JPMorgan alone in sharply boosting Q4 commods risk
NEW YORK |
NEW YORK (Reuters) - JPMorgan (JPM.N) raised its commodity trading risks by a third in the final quarter of 2011, the only major U.S. bank to sharply raise its exposure to the sector that swung wildly in the quarter.
Among other major banks, Goldman Sachs raised its exposure marginally and Morgan Stanley actually lowered its commodities exposure in the fourth quarter.
Analysts noted that Goldman and Morgan Stanley had turned in bullish price predictions for commodities in 2012, suggesting that they would follow JPMorgan's lead in boosting their exposure to the sector this year.
"I'd expect the Value at Risk in commodities to kind of increase at these firms from here on, as a natural component of their position," said Oliver Pursche, president at Gary Goldberg Financial Services in Suffern, New York.
"If you're bullish, you're going to upgrade your exposure and your risk is going to increase."
Value-at-Risk, or VaR, is a industry parlance for the maximum amount of money a financial institution is willing to lose on a day for trading a particular asset class.
Goldman Sachs (GS.N), Wall Street's giant broker and biggest bank by assets, kept its commodities risk virtually unchanged in the three months to December.
Morgan Stanley (MS.N) cut back on the money it was willing to lose on oil, metals and crops trading as prices remained treacherous for a second straight quarter.
JPMorgan, which transformed its commodities business by buying RBS Sempra in 2010, gaining access to lucrative oil and metals trading in both the physical and futures markets, was the only big financial firm to sharply raise its commodities risk in the fourth quarter.
The three are the world's largest investment banks and commodity trading houses, and analysts said Morgan Stanley and Goldman could take a leaf out of their rival's book based on their higher price estimates for key raw materials.
Pursche said Goldman had been particularly bullish on oil at a recent strategy meeting he had with the firm, whose stock his company owned. "It echoes a similarly strong position on oil and energy markets which I've heard from Morgan Stanley."
While essentially a function of volatility, VaR is also the only publicly available measure of the risk appetite a bank shows towards a certain market, especially when it doesn't break down numbers for that business -- like in the case of commodities.
Goldman's VaR for commodities rose to $26 million in the fourth quarter from $25 million in the third quarter and $23 million from the fourth quarter of 2010.
Morgan Stanley's VaR slid to $28 million from $32 million in the prior quarter.
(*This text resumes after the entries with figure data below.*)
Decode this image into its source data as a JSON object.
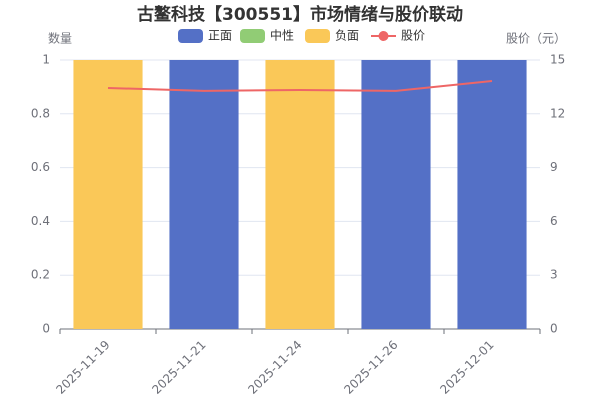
{
  "chart_data": {
    "type": "bar",
    "stacked": true,
    "title": "古鳌科技【300551】市场情绪与股价联动",
    "ylabel": "数量",
    "y2label": "股价（元）",
    "categories": [
      "2025-11-19",
      "2025-11-21",
      "2025-11-24",
      "2025-11-26",
      "2025-12-01"
    ],
    "series": [
      {
        "name": "正面",
        "color": "#5470c6",
        "values": [
          0,
          1,
          0,
          1,
          1
        ]
      },
      {
        "name": "中性",
        "color": "#91cc75",
        "values": [
          0,
          0,
          0,
          0,
          0
        ]
      },
      {
        "name": "负面",
        "color": "#fac858",
        "values": [
          1,
          0,
          1,
          0,
          0
        ]
      },
      {
        "name": "股价",
        "color": "#ee6666",
        "type": "line",
        "axis": "y2",
        "values": [
          13.44,
          13.28,
          13.33,
          13.28,
          13.83
        ]
      }
    ],
    "ylim": [
      0,
      1
    ],
    "yticks": [
      0,
      0.2,
      0.4,
      0.6,
      0.8,
      1
    ],
    "y2lim": [
      0,
      15
    ],
    "y2ticks": [
      0,
      3,
      6,
      9,
      12,
      15
    ],
    "grid": true,
    "legend": "top"
  }
}
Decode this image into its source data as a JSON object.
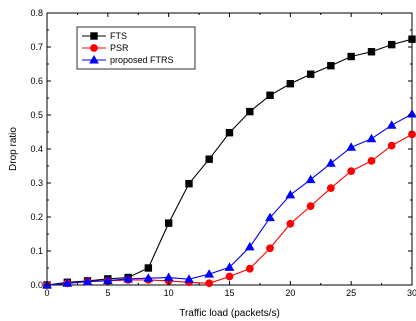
{
  "chart_data": {
    "type": "line",
    "title": "",
    "xlabel": "Traffic load (packets/s)",
    "ylabel": "Drop ratio",
    "xlim": [
      0,
      30
    ],
    "ylim": [
      0,
      0.8
    ],
    "xticks": [
      0,
      5,
      10,
      15,
      20,
      25,
      30
    ],
    "yticks": [
      0.0,
      0.1,
      0.2,
      0.3,
      0.4,
      0.5,
      0.6,
      0.7,
      0.8
    ],
    "xtick_labels": [
      "0",
      "5",
      "10",
      "15",
      "20",
      "25",
      "30"
    ],
    "ytick_labels": [
      "0.0",
      "0.1",
      "0.2",
      "0.3",
      "0.4",
      "0.5",
      "0.6",
      "0.7",
      "0.8"
    ],
    "grid": false,
    "legend_position": "top-left",
    "x": [
      0,
      1.67,
      3.33,
      5,
      6.67,
      8.33,
      10,
      11.67,
      13.33,
      15,
      16.67,
      18.33,
      20,
      21.67,
      23.33,
      25,
      26.67,
      28.33,
      30
    ],
    "series": [
      {
        "name": "FTS",
        "color": "#000000",
        "marker": "square",
        "values": [
          0.0,
          0.008,
          0.012,
          0.018,
          0.022,
          0.05,
          0.182,
          0.298,
          0.37,
          0.448,
          0.51,
          0.558,
          0.592,
          0.62,
          0.645,
          0.672,
          0.686,
          0.707,
          0.723
        ]
      },
      {
        "name": "PSR",
        "color": "#ff0000",
        "marker": "circle",
        "values": [
          0.0,
          0.005,
          0.01,
          0.012,
          0.015,
          0.015,
          0.012,
          0.008,
          0.005,
          0.025,
          0.048,
          0.108,
          0.18,
          0.232,
          0.285,
          0.335,
          0.365,
          0.41,
          0.443
        ]
      },
      {
        "name": "proposed FTRS",
        "color": "#0000ff",
        "marker": "triangle",
        "values": [
          0.0,
          0.005,
          0.01,
          0.013,
          0.018,
          0.02,
          0.022,
          0.017,
          0.032,
          0.052,
          0.112,
          0.198,
          0.265,
          0.31,
          0.358,
          0.405,
          0.43,
          0.47,
          0.503
        ]
      }
    ]
  }
}
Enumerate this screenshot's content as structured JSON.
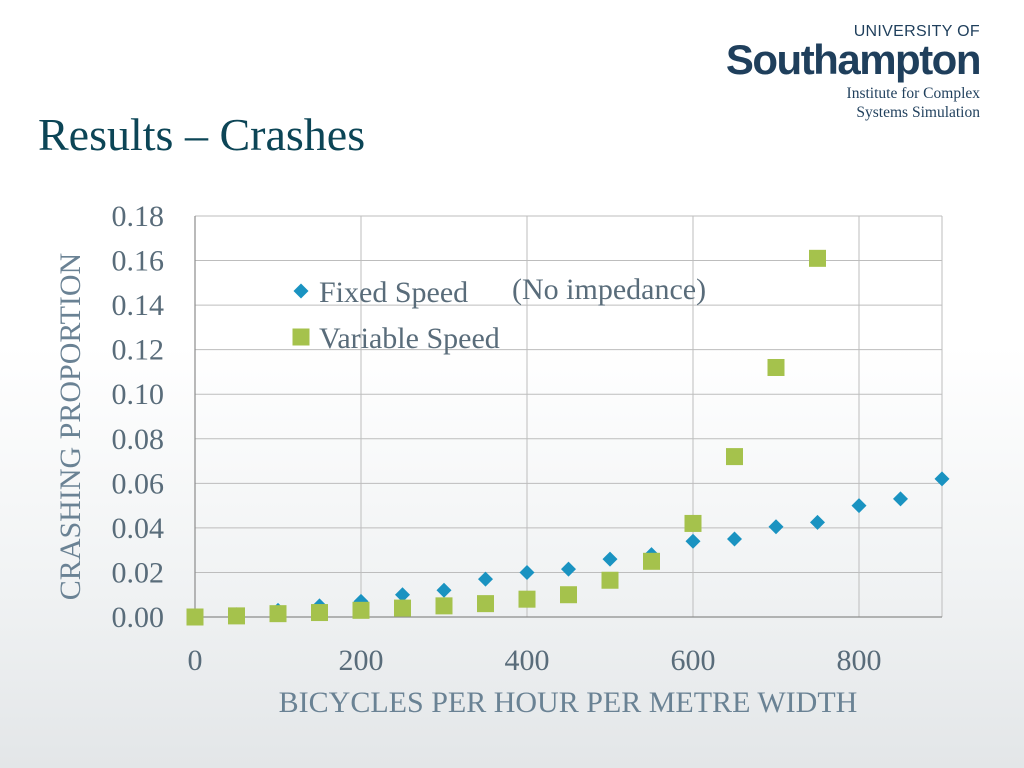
{
  "logo": {
    "top": "UNIVERSITY OF",
    "main": "Southampton",
    "sub_line1": "Institute for Complex",
    "sub_line2": "Systems Simulation"
  },
  "slide": {
    "title": "Results – Crashes"
  },
  "chart_data": {
    "type": "scatter",
    "xlabel": "BICYCLES PER HOUR PER METRE WIDTH",
    "ylabel": "CRASHING PROPORTION",
    "xlim": [
      0,
      900
    ],
    "ylim": [
      0,
      0.18
    ],
    "xticks": [
      0,
      200,
      400,
      600,
      800
    ],
    "xtick_labels": [
      "0",
      "200",
      "400",
      "600",
      "800"
    ],
    "yticks": [
      0,
      0.02,
      0.04,
      0.06,
      0.08,
      0.1,
      0.12,
      0.14,
      0.16,
      0.18
    ],
    "ytick_labels": [
      "0.00",
      "0.02",
      "0.04",
      "0.06",
      "0.08",
      "0.10",
      "0.12",
      "0.14",
      "0.16",
      "0.18"
    ],
    "grid": true,
    "legend_position": "top-center",
    "legend_note": "(No impedance)",
    "series": [
      {
        "name": "Fixed Speed",
        "marker": "diamond",
        "color": "#1a93c1",
        "x": [
          0,
          50,
          100,
          150,
          200,
          250,
          300,
          350,
          400,
          450,
          500,
          550,
          600,
          650,
          700,
          750,
          800,
          850,
          900
        ],
        "y": [
          0.0,
          0.001,
          0.003,
          0.005,
          0.007,
          0.01,
          0.012,
          0.017,
          0.02,
          0.0215,
          0.026,
          0.028,
          0.034,
          0.035,
          0.0405,
          0.0425,
          0.05,
          0.053,
          0.062
        ]
      },
      {
        "name": "Variable Speed",
        "marker": "square",
        "color": "#a5c24c",
        "x": [
          0,
          50,
          100,
          150,
          200,
          250,
          300,
          350,
          400,
          450,
          500,
          550,
          600,
          650,
          700,
          750
        ],
        "y": [
          0.0,
          0.0005,
          0.0015,
          0.002,
          0.003,
          0.004,
          0.005,
          0.006,
          0.008,
          0.01,
          0.0165,
          0.025,
          0.042,
          0.072,
          0.112,
          0.161
        ]
      }
    ]
  }
}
It was $26 million a year ago.
JPMorgan reported a $20 million commodities VaR for the latest quarter, up 33 percent from the previous three months and 43 percent from a year ago.
Commodity markets saw some of their sharpest price swings in the fourth quarter last year. The 19-commodity Thomson Reuters-Jefferies CRB index .CRB, a global benchmark, rose 2.4 percent during the quarter--recovering modestly from sharp declines in two prior quarters.
As prices began declining in the second half of the year, most banks and trading firms cut their forecasts for major commodities such as oil.
Goldman trimmed its 2012 forecast for London-traded Brent to $120 a barrel from $130, citing financial stress in Europe. Morgan Stanley cut its Brent outlook to $100 from $130.
As 2012 dawned, the projections for oil improved, boosted by stronger U.S. economic data and geopolitical tensions and other conditions favorable to energy markets.
An end-December poll of global banks by Reuters forecast U.S. crude oil to average $97 per barrel in 2012, up from $96.50 in November. London's Brent crude was expected to average $105.20, down from $107 previously but still above the $100 mark.
Positive economic data and geopolitics aside, the outlook for commodities -- and, consequently, risk appetite -- could rise sharply this year if the U.S. Federal Reserve hints at another big round of monetary easing.
Since a $600 billion bond purchase program by the Fed -- dubbed Quantitative Easing 2, or QE2 -- ended in the middle of last year, markets have been yearning for an equivalent.
"A QE3 would naturally drive commodities, and there'd be strong chances for risk and VaR numbers to rise in such an environment," said Matt McCormick, banking analyst at Bahl & Gaynor in Cincinnati, Ohio.